Gran momento. El problema -una vez más, amigos- era que del otro lado de la red estaban Pablo Lima y Fernando Belasteguin, y tenemos una información delicada para darte: estos tipos no respetan ni siquiera un cumpleaños.
Fue como ver la misma película de la primera semi, aunque con distinto elenco.
Juani Mieres y Miguel Lamperti no tuvieron chance y ya de entrada fueron perdiendo confianza y sus armas iban siendo neutralizadas una a una por los eficaces número 1 del mundo.
Maxi y Mati se habían ido del torneo un rato antes con un doble 6/1 de Paquito y Sanyo y a Miguel y Juani no les fue mucho mejor.
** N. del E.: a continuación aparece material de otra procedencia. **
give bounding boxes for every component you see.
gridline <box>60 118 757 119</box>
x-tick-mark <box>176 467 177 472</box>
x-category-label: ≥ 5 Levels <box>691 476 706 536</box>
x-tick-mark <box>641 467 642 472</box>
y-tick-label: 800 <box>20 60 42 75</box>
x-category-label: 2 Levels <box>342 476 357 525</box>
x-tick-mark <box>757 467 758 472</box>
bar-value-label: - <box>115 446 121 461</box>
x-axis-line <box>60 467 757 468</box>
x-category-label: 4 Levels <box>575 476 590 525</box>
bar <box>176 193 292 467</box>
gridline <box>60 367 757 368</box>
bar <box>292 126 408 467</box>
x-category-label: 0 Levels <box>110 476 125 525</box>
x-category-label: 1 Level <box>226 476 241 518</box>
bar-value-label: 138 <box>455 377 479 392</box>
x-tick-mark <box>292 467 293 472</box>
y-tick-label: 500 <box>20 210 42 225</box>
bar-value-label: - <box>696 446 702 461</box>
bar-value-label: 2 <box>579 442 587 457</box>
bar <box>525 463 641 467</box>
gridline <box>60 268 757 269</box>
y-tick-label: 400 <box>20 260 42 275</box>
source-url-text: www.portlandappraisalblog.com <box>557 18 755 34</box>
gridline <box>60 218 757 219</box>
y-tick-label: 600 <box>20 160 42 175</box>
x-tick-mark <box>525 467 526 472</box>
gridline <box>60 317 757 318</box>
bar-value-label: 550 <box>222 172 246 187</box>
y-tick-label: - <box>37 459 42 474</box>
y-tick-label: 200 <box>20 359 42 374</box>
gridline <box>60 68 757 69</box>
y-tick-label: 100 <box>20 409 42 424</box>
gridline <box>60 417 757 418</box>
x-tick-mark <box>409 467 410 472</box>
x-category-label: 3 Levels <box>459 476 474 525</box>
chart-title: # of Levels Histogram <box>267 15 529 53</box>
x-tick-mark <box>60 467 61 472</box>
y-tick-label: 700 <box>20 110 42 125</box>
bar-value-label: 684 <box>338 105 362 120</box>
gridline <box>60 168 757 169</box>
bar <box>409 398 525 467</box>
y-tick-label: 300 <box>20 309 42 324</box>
Con un 6/1 6/2 inapelable, Lima y Bela se metieron en otra final y este domingo La Rural verá la definición del Buenos Aires Pádel Master entre las parejas 1 y 2.
Al Perto le cantaron el feliz cumpleaños y Lima y Bela lo recibieron con un tortazo en la cara. Más gráfico imposible. La Naranja mecánica es una pared y se mostró más sólida que nunca en voleas, defensa, definición y fue un dechado de precisión y velocidad. Nada extraordinario, como dice el revés de Pehuajó, pero todos los puntos caen de su lado.
Ni siquiera en el intento de remontada de los bahineses en el segundo el destino se pudo torcer y la jornada de semis se terminó antes de tiempo, viendo como Miguel y Juani agotaban sus balas ante una pareja -una vez más, amigos- intratable.
Frustración para la gente que se vino de lejos? Puede ser. Si es que entendemos como buen partido únicamente aquel duelo parejo que se define en tres. Pero ver a los depredadores mostrar su poderío a pocos metros de distancia también es un privilegio único y un lujo que nos pudimos dar.